Social Media: Driver or Epiphenomenon?
Neither of these groups asked participants about mobile device or social media use, but this was covered in other studies presented here.
Grandner and colleagues analyzed a portion of survey data they had collected on about 1,000 people in the Philadelphia area from young adults into middle age. For the current analysis, they focused on 473 respondents age 22-29, on the assumption that social media would be especially prominent in their lives.
The survey included questions about a number of behaviors related to mobile device use in bed — for example, asking if they made phone calls or sent emails while in bed, whether they browse the Internet, whether they checked their phones immediately on waking, and whether they experience unplanned awakenings from the device (such as by audible alerts for incoming calls or text messages). The survey also asked the frequency of such events. In addition, participants were asked about sleep duration and symptoms that might reflect sleep disorders such as apnea.

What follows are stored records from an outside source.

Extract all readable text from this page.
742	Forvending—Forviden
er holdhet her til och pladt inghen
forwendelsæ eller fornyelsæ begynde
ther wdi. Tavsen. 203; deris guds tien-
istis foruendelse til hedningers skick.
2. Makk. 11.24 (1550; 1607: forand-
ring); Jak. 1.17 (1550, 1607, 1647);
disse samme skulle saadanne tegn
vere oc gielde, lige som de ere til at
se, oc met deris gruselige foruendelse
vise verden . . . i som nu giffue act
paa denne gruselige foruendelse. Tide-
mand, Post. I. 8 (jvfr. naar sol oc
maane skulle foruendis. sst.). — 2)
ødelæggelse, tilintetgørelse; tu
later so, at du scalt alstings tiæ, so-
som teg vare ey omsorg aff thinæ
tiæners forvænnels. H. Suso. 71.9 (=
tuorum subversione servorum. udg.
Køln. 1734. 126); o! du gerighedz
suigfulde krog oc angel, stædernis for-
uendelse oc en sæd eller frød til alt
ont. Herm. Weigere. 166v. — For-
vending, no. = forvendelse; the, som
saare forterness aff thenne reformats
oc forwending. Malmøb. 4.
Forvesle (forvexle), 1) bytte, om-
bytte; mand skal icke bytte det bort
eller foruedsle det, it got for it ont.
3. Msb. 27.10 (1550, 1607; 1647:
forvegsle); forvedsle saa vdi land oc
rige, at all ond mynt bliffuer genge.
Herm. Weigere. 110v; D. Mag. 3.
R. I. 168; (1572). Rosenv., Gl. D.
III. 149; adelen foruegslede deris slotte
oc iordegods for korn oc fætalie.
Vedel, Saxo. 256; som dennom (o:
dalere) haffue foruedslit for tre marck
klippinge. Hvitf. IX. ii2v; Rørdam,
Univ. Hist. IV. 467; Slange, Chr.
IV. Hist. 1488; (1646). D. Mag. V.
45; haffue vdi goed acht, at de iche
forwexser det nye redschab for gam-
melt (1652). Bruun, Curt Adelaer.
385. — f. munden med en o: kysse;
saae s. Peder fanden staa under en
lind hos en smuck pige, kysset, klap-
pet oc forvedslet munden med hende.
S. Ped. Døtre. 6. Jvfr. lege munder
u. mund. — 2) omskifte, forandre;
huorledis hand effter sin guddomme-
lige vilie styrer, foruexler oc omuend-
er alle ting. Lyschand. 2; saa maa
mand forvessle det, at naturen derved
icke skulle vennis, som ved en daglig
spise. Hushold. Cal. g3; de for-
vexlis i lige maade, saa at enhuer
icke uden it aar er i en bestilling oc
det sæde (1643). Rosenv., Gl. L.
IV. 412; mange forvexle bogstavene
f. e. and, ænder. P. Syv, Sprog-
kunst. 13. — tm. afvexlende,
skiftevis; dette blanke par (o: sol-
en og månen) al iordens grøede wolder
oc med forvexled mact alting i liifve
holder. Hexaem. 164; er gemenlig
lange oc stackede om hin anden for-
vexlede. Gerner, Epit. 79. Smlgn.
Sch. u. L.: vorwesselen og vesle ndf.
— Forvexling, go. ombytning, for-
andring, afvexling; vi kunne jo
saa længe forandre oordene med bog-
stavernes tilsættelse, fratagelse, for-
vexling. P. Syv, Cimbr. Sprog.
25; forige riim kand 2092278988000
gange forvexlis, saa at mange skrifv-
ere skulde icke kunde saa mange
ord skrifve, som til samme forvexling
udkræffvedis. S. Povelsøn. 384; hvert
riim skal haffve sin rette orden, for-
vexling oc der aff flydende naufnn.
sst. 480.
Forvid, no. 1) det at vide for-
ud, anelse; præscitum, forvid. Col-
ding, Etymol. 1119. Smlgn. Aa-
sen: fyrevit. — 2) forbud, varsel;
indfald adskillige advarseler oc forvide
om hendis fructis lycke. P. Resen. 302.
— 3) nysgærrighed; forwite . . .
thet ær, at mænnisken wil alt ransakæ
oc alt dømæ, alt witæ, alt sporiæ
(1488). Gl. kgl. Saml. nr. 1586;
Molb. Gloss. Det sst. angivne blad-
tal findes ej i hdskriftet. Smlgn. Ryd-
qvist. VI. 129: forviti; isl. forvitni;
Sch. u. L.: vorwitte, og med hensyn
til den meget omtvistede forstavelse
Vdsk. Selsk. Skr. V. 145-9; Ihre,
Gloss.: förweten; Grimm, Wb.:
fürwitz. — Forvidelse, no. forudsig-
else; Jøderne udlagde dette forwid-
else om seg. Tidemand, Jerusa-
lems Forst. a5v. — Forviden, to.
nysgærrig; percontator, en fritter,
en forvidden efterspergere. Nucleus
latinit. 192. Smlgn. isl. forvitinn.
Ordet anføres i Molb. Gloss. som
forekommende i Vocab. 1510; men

Not surprisingly, heavy use of devices was associated with a number of adverse outcomes, including short sleep duration and poor sleep quality. The most deleterious activities appeared to be frequent awakenings from the device and, especially, checking the devices frequently while in bed. The latter accompanied nearly every adverse effect considered in the study, including moderate to severe insomnia, daytime sleepiness, and risk for sleep apnea.
But Grandner stopped short of blaming the devices or their functions for the sleep problems in the study. He noted that participants weren’t asked why they were using the devices in bed, and said it was plausible that the heavy users were people which chronic sleep problems, who used the awake time to stay in touch with friends and family.
The issue of “why” was addressed, at least informally, in a study reported by Patricia Carter, PhD, RN, of the University of Texas in Austin, where she and colleagues had studied 149 mostly female students. Nearly all said they used social media daily including Facebook, Twitter, Instagram, and Pinterest.
Participants were asked why they use social media; a common theme, Carter said, was maintaining connections with distant family and friends. Most participants were freshmen or sophomores, who would be vulnerable to homesickness, she said.
More rigorously, participants completed the sleep domain portion of the PROMIS health status evaluation and the CES-D screening form for depression.
Scores on both instruments indicating poor sleep quality and depression symptoms, respectively, were significantly (P<0.01) correlated with self-reported frequent use of social media, Carter said. Social media use was also significantly associated with later sleep onset.
Findings were similar in a study by University of Arkansas psychology professor David Mastin, PhD, and colleagues. They administered a variety of sleep assessments to 436 undergrads along with items on general mental status and two specific questions about social media use:
- “I wake up early or during the night to check or respond to social technology”
- “I check e-mail, texts or social media during my sleep time”
“Yes” answers to one or the other of these questions were significantly associated with sleep parameters and adverse mental status. Among the latter: long sleep latency, shorter duration, use of sleep medications, poorer sleep efficiency, daytime sleepiness, preoccupation with sleep, decreased motivation, mood disturbance, and impaired cognition.
But the survey-based designs of most of these studies preclude any conclusions of cause-and-effect. Perhaps social media technologies do keep users out of bed; but if one already is having trouble sleeping, Facebook and Snapchat are a handy way to pass the time.
Aside from the obvious limitation of self-reported data in all of these studies, another was that an important social technology — online gaming — was not considered in any of them. Also, most of the participants in these studies were women. These two issues limit the generalizability of the findings, particularly since the online gaming demographic skews heavily toward males.